Plk1 phosphorylation of p150^Glued promotes its dissociation from microtubules during early mitosis. (A and B) U2OS cells stably expressing GFP-p150^Glued constructs (WT, S179A, or S179D) were stained with α-tubulin antibodies. (C) Extracts from U2OS cells stably expressing GFP-p150^Glued constructs (WT, S179A, or S179D) were prepared for anti-GFP IP, followed by Western blotting with indicated antibodies. (D) After GST-p150^Glued-aa-1–310 protein bound on glutathione-agarose beads was incubated with or without purified Plk1 in the presence of ATP and microtubules were added for an additional 0.5 h.
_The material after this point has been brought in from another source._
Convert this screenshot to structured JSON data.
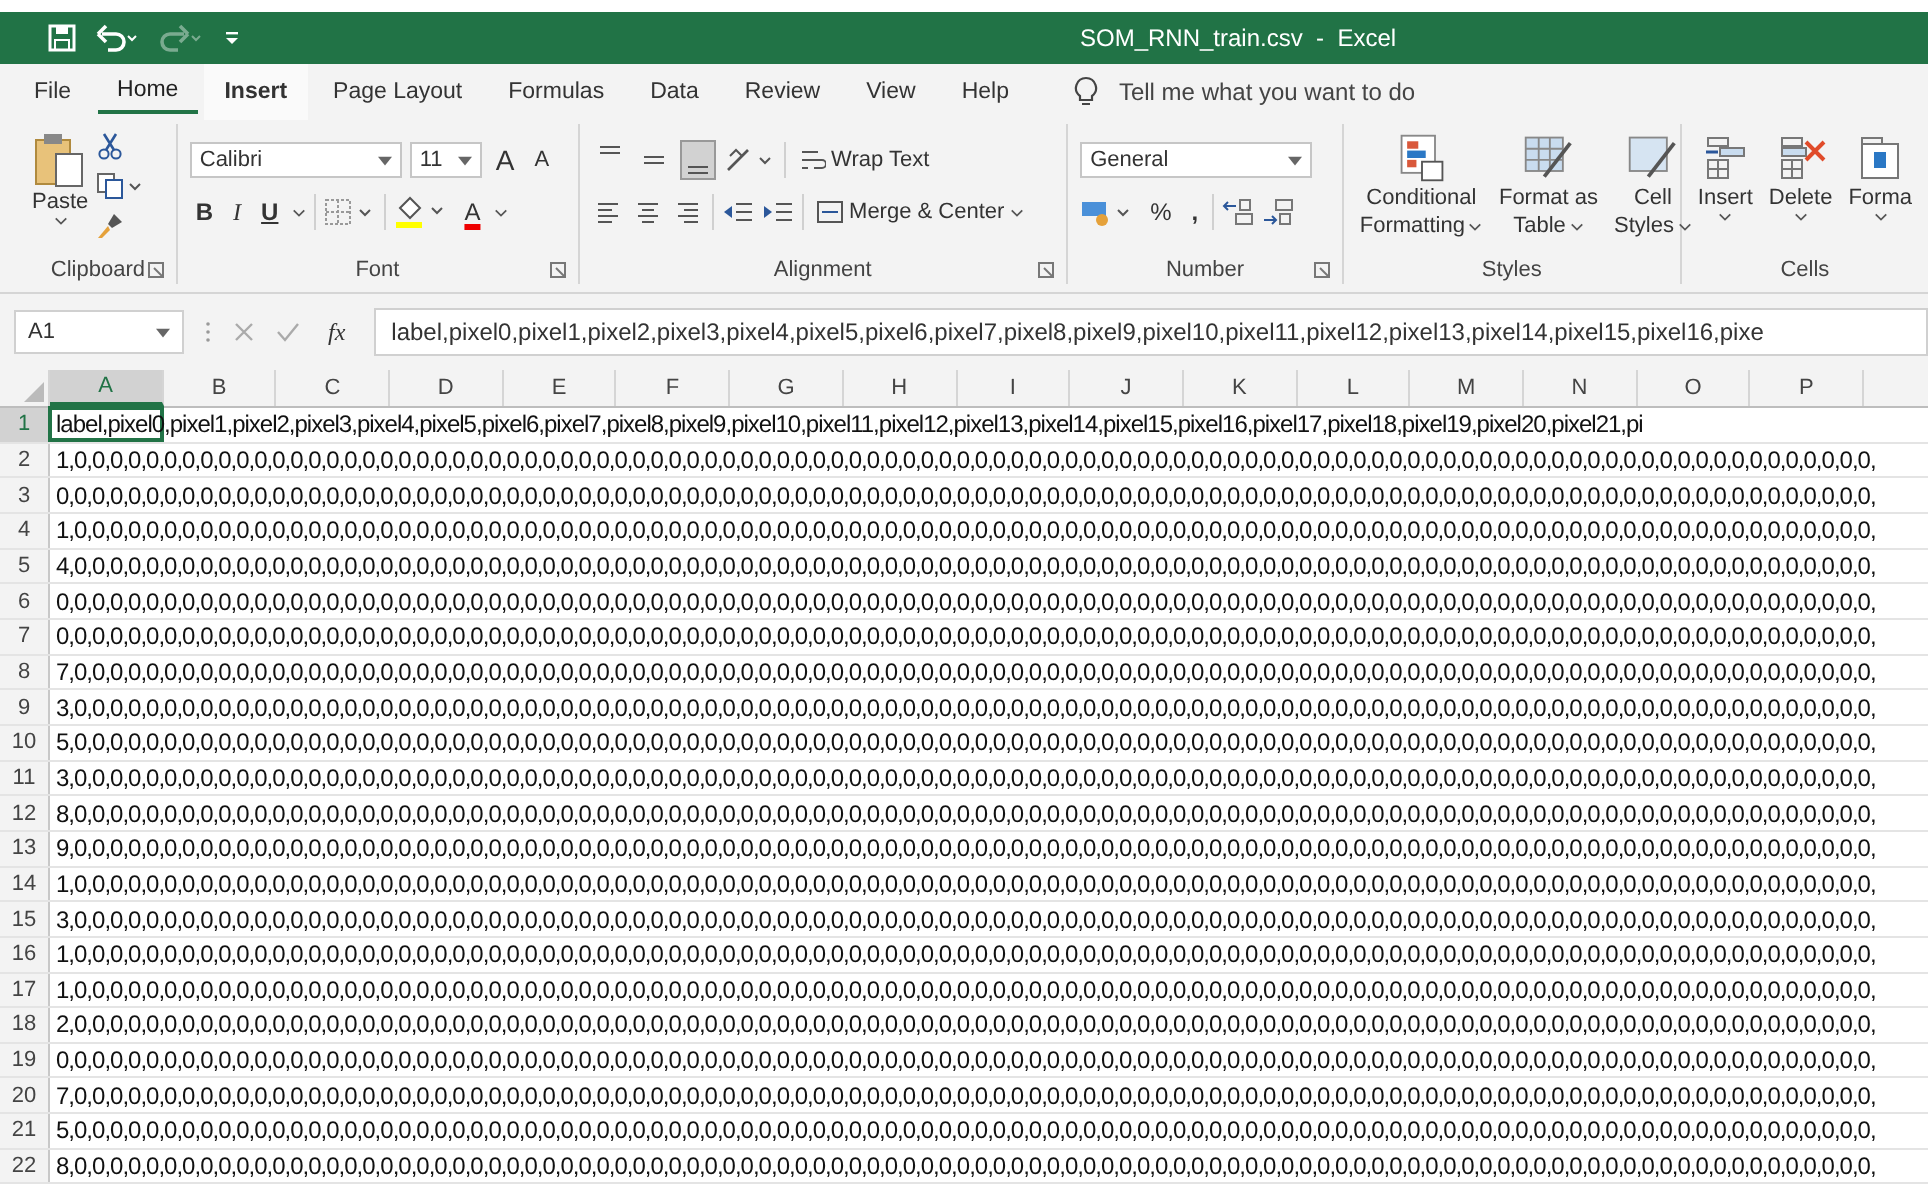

Microtubules associated with the GST-fusion proteins were isolated by low-speed centrifugation, separated by SDS/PAGE, and stained by Coomassie Brilliant Blue. (E) GST-p150^Glued-aa-1–310 (WT, S179A, or S179D) proteins bound on glutathione-agarose beads were incubated with microtubules and analyzed as in D. (Scale bars, 10 μm.)

Fig. 6.

Expression of the unphosphorylatable p150^Glued at Ser-179 retards NEBD in prophase. (A–D) U2OS cells stably expressing GFP-p150^Glued (WT, S179A, or S179D) were depleted of endogenous p150^Glued by RNAi, synchronized with the DTB, released for 11 h, and immunostained with lamin A/C antibodies. (B) Quantification of cells with NEBD. (C) Quantification of prophase cells with NE invaginations as in Fig. 3C. (D) Representative images of cells with two types of lamin A/C staining during NEBD. Although lamin A/C staining is completely undectable in “a,” a remaining lamin A/C signal is still clearly visible surrounding chromosomes in “b.” (Right) The ratio of b/(a+b) is shown. (Scale bars, 5 μm.)